The comments of Jesus Silva-Herzog, Mexico’s ambassador to the U.S. during a luncheon at the Ritz-Cartoon downtown concerning the U.S. embargo on Mexican avocados brought to mind an absurd incident in Atlanta last October.

      At the insistence of the U.S. Department of Agricultural, 80 kilos (176.3 pounds) of avocados were only allowed to be shipped here from Mexico for a trade show held at the World Congress Center on condition that after the show they all had to be burned.

      Mexican avocados already are for sale in Alaska and 19 states in the Northeast, but a powerful lobby of U.S. growers primarily in California has managed to keep them out of the rest of the U.S.

      “Mexican avocados are banned because someone found a disease-carrying mosquito in the fruits in 1914,” Mr. Silva-Herzog told attendees at the luncheon sponsored by the Metro Atlanta Chamber of Commerce and the Southern Center for International Studies.

      He predicted, however, that the ban would soon be lifted,  and joked that the mosquito must be dead by now.

      Mr. Silva-Herzog also predicted that the dispute between the U.S. and Mexico over cross-border trucking will be solved in a few weeks.
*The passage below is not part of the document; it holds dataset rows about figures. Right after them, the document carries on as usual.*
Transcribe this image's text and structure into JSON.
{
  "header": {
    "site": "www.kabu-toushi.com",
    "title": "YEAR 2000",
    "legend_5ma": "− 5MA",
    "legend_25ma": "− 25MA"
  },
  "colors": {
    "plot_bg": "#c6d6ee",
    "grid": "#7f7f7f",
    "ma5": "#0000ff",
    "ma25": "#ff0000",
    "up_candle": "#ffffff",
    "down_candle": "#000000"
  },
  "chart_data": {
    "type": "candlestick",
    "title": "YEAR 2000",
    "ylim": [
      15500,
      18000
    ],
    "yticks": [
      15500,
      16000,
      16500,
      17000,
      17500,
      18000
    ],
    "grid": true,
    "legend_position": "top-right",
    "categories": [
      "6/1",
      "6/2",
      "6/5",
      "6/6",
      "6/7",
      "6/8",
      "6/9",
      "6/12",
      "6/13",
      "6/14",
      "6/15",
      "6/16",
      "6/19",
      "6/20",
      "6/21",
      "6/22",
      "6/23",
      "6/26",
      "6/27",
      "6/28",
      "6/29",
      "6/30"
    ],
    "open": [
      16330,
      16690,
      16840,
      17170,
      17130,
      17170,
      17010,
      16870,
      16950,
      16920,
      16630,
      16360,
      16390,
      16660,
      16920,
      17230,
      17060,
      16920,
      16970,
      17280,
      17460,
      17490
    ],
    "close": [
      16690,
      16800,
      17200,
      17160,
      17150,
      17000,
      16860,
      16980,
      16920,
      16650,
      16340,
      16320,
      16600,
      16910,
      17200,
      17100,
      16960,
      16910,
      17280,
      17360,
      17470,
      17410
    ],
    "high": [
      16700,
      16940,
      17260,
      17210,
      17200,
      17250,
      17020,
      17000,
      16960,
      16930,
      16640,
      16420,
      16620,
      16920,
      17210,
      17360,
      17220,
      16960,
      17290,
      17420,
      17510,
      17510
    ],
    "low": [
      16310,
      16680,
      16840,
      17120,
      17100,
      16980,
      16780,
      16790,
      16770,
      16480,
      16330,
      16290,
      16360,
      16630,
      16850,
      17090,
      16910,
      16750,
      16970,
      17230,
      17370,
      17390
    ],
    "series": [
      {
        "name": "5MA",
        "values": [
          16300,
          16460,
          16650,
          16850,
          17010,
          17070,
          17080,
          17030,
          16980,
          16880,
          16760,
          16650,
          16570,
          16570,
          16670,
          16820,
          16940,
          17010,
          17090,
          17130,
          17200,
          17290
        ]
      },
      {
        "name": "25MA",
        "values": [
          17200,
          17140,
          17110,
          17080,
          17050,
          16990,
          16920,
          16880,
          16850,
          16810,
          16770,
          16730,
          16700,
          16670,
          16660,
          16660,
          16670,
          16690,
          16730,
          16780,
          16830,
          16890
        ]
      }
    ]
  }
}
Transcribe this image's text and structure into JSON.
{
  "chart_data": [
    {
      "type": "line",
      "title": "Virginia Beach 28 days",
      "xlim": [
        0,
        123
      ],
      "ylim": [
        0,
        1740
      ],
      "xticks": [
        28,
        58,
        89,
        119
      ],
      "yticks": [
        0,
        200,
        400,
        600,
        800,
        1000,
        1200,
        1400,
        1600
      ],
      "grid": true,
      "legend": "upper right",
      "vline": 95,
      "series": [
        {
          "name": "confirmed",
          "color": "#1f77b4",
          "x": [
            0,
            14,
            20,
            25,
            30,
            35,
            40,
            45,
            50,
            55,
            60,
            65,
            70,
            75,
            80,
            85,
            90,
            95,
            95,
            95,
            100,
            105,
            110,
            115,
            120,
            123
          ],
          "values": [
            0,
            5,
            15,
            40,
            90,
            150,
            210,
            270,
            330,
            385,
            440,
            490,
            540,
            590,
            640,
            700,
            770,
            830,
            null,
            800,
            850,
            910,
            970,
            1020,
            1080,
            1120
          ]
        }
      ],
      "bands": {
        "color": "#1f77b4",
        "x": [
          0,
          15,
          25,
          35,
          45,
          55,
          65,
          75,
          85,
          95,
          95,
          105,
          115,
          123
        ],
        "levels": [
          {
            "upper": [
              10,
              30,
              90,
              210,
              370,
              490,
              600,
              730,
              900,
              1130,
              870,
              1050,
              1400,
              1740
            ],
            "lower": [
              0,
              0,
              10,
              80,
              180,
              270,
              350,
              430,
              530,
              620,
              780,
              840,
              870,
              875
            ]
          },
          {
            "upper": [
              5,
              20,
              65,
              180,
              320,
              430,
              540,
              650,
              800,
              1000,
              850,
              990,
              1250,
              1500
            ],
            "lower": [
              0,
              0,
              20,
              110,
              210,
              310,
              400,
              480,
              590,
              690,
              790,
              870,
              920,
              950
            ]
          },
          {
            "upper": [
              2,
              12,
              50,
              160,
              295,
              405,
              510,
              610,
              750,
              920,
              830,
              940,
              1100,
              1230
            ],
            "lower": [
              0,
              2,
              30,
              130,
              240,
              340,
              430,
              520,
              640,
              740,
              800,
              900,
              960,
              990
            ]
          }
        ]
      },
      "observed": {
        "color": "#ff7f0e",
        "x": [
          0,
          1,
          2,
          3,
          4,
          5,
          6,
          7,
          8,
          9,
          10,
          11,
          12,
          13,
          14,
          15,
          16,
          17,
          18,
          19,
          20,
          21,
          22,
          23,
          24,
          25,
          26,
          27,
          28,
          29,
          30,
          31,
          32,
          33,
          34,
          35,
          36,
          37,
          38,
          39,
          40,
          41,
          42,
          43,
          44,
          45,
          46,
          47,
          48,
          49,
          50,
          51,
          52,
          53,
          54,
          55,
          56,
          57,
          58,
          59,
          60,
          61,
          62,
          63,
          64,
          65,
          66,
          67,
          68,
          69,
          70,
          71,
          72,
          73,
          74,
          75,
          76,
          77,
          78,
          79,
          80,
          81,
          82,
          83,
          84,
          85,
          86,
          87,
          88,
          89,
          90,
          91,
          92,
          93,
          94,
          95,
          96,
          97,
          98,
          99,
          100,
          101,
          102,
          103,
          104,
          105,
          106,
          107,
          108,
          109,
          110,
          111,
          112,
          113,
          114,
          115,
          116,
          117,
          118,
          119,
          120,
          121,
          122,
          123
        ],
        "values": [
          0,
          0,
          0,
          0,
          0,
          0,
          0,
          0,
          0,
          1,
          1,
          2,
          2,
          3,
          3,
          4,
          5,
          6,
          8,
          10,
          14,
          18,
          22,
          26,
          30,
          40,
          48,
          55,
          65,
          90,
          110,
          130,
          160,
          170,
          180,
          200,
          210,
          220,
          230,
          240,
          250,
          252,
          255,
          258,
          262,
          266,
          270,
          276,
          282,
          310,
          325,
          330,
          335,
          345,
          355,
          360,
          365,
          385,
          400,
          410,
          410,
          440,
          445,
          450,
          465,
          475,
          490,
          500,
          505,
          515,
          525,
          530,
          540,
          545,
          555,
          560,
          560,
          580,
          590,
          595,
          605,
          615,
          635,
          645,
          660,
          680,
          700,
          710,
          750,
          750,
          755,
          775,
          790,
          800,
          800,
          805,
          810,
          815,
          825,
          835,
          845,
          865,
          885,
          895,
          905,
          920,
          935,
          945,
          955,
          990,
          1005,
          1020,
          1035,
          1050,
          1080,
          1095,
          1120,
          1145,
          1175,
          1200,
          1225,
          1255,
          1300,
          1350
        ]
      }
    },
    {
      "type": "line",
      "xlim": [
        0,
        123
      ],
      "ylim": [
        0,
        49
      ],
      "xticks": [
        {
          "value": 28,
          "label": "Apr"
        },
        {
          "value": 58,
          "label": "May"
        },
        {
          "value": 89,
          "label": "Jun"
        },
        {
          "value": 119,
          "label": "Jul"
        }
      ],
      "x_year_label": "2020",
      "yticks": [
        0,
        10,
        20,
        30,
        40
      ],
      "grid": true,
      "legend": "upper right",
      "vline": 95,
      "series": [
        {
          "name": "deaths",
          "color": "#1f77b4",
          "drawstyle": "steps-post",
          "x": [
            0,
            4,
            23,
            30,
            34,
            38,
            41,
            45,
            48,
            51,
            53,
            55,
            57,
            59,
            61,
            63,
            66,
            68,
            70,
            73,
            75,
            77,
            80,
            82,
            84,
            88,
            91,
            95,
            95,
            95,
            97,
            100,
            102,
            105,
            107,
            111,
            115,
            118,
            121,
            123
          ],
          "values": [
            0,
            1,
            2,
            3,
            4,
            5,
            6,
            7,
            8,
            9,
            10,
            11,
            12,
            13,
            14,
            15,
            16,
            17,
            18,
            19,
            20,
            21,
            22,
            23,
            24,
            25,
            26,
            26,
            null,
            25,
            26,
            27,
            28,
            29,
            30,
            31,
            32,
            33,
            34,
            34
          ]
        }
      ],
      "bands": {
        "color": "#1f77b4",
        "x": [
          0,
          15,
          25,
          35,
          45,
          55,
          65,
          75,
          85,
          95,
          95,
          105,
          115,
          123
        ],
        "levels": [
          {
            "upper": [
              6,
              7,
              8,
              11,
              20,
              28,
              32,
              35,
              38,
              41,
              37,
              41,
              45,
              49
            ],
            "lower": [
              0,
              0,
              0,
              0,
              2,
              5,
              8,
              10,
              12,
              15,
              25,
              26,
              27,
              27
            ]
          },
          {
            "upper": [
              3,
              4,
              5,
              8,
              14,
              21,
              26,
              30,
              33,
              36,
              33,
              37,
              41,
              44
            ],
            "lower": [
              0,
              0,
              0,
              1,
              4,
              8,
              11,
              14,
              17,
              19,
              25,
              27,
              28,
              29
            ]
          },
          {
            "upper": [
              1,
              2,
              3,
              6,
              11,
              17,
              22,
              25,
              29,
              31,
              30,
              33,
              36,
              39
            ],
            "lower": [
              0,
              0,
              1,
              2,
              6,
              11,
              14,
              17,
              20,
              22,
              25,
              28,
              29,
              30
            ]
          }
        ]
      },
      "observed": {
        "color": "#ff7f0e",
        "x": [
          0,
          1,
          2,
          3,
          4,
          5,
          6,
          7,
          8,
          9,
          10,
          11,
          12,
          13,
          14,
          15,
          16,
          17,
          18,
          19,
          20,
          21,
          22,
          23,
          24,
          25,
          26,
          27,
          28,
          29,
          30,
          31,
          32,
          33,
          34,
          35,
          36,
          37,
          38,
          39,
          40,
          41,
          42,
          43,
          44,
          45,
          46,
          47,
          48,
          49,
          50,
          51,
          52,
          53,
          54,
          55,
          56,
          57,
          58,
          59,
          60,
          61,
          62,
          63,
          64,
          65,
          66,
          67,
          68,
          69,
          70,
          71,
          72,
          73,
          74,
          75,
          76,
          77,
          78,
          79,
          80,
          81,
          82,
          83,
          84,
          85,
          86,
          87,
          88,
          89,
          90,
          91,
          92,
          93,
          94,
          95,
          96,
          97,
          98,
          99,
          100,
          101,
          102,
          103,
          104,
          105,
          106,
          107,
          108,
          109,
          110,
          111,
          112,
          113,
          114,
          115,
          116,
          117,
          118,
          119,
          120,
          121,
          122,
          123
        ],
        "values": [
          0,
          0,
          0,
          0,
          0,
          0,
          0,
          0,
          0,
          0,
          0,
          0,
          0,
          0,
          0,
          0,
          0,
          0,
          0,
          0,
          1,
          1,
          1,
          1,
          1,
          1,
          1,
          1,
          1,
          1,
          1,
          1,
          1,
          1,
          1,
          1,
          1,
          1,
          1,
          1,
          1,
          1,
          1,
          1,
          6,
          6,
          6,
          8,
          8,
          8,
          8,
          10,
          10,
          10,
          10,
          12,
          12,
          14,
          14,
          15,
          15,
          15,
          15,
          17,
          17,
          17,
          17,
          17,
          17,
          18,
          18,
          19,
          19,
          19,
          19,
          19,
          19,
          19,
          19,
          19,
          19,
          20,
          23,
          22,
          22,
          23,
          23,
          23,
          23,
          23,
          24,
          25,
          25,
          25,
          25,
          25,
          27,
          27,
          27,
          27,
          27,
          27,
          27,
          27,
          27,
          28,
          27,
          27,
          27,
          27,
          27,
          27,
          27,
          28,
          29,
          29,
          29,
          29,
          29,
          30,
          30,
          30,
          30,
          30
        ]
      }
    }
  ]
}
      While the Mexican government is reluctant to allow U.S. trucks over 48 feet long into the country, “the average truck in the U.S. is 53 feet long, so you can see that we still have some negotiating to do.  However, I think that the problem will be solved in a few weeks.”

      In addition, he said that Mexico’s exports made possible by Nafta was one of the reasons that the country was able to repay its debt to the  U.S. ahead of time.

      The Mexican government’s program of economic austerity, structural changes in the economy that the government made before the peso crashed and economic assistance from the U.S. and the International Monetary Fund also were instrumental in his country’s recovery, he added.